Ex situ generation of stoichiometric HCN and its application in the Pd-catalysed cyanation of aryl bromides: evidence for a transmetallation step between two oxidative addition Pd-complexes

摘要

A protocol for the Pd-catalysed cyanation of aryl bromides using near stoichiometric and gaseous hydrogen cyanide is reported for the first time. A two-chamber reactor was adopted for the safe liberation of ex situ generated HCN in a closed environment, which proved highly efficient in the Ni-catalysed hydrocyanation as the test reaction. Subsequently, this setup was exploited for converting a range of aryl and heteroaryl bromides (28 examples) directly into the corresponding benzonitriles in high yields, without the need for cyanide salts. Cyanation was achieved employing the Pd(0) precatalyst, P(tBu)₃-Pd-G3 and a weak base, potassium acetate, in a dioxane-water solvent mixture. The methodology was also suitable for the synthesis of 13C-labelled benzonitriles with ex situ generated 13C-hydrogen cyanide. Stoichiometric studies with the metal complexes were undertaken to delineate the mechanism for this catalytic transformation. Treatment of Pd(P(tBu)₃)₂ with H13CN in THF provided two Pd-hydride complexes, (P(tBu)₃)₂Pd(H)(13CN), and [(P(tBu)₃)Pd(H)]₂Pd(13CN)₄, both of which were isolated and characterised by NMR spectroscopy and X-ray crystal structure analysis. When the same reaction was performed in a THF?:?water mixture in the presence of KOAc, only (P(tBu)₃)₂Pd(H)(13CN) was formed. Subjection of this cyano hydride metal complex with the oxidative addition complex (P(tBu)₃)Pd(Ph)(Br) in a 1?:?1 ratio in THF led to a transmetallation step with the formation of (P(tBu)₃)₂Pd(H)(Br) and 13C-benzonitrile from a reductive elimination step.

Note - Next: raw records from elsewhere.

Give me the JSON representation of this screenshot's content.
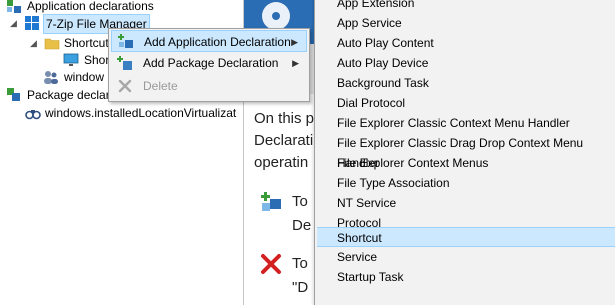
{
  "tree": {
    "items": [
      {
        "label": "Application declarations"
      },
      {
        "label": "7-Zip File Manager"
      },
      {
        "label": "Shortcut"
      },
      {
        "label": "Short"
      },
      {
        "label": "window"
      },
      {
        "label": "Package declarations"
      },
      {
        "label": "windows.installedLocationVirtualizat"
      }
    ]
  },
  "context_menu": {
    "items": [
      {
        "label": "Add Application Declaration",
        "has_submenu": true
      },
      {
        "label": "Add Package Declaration",
        "has_submenu": true
      },
      {
        "label": "Delete",
        "disabled": true
      }
    ]
  },
  "submenu": {
    "items": [
      {
        "label": "App Extension"
      },
      {
        "label": "App Service"
      },
      {
        "label": "Auto Play Content"
      },
      {
        "label": "Auto Play Device"
      },
      {
        "label": "Background Task"
      },
      {
        "label": "Dial Protocol"
      },
      {
        "label": "File Explorer Classic Context Menu Handler"
      },
      {
        "label": "File Explorer Classic Drag Drop Context Menu Handler"
      },
      {
        "label": "File Explorer Context Menus"
      },
      {
        "label": "File Type Association"
      },
      {
        "label": "NT Service"
      },
      {
        "label": "Protocol"
      },
      {
        "label": "Shortcut"
      },
      {
        "label": "Service"
      },
      {
        "label": "Startup Task"
      }
    ]
  },
  "content": {
    "para_line1": "On this p",
    "para_line2": "Declarati",
    "para_line3": "operatin",
    "tip1_line1": "To",
    "tip1_line2": "De",
    "tip2_line1": "To",
    "tip2_line2": "\"D"
  },
  "colors": {
    "selection": "#cce8ff",
    "selection_border": "#99d1ff",
    "header_blue": "#2b6db5",
    "menu_bg": "#f2f2f2"
  },
  "icons": {
    "tree_app_decl": "app-declarations-icon",
    "tree_windows": "windows-logo-icon",
    "tree_folder": "folder-icon",
    "tree_monitor": "monitor-icon",
    "tree_users": "users-icon",
    "tree_package": "package-declarations-icon",
    "tree_binoculars": "binoculars-icon",
    "ctx_add_app": "add-application-icon",
    "ctx_add_pkg": "add-package-icon",
    "ctx_delete": "delete-icon",
    "tip_add": "add-declaration-icon",
    "tip_delete": "delete-x-icon"
  }
}
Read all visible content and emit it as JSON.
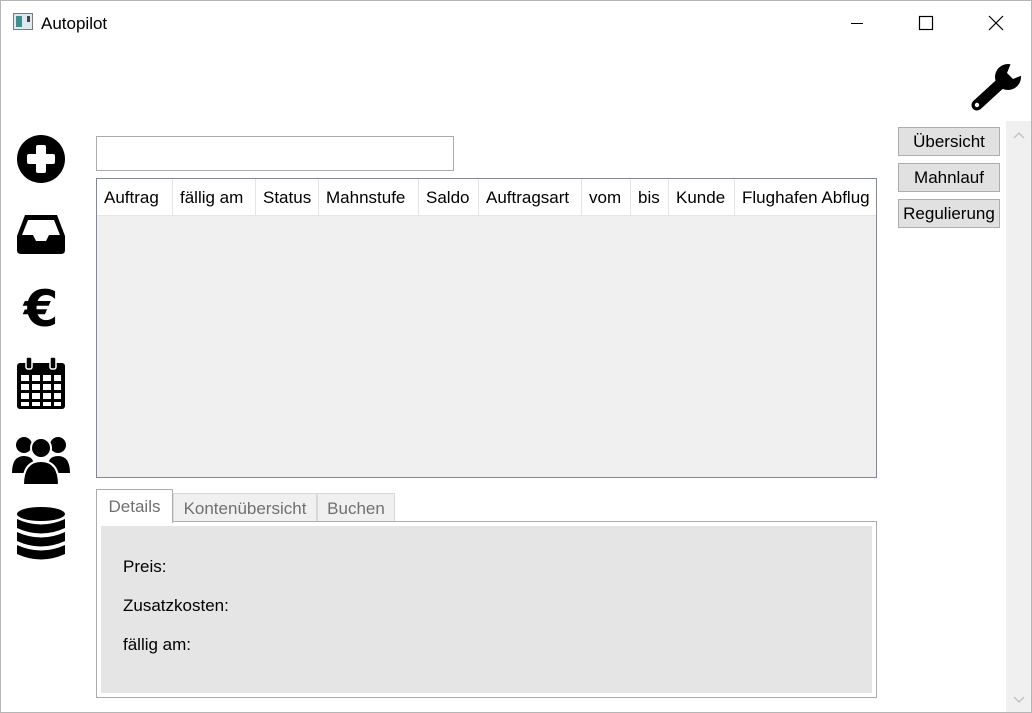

These experiments suggest the possibility of a catalytic cycle involving initially the formation of two Pd(II)-species from the oxidative addition of L_nPd(0) into HCN and an aryl bromide followed by a transmetallation step to L_nPd(Ar)(CN) and L_nPd(H)(Br), which both reductively eliminate, the latter in the presence of KOAc, to generate the benzonitrile and L_nPd(0).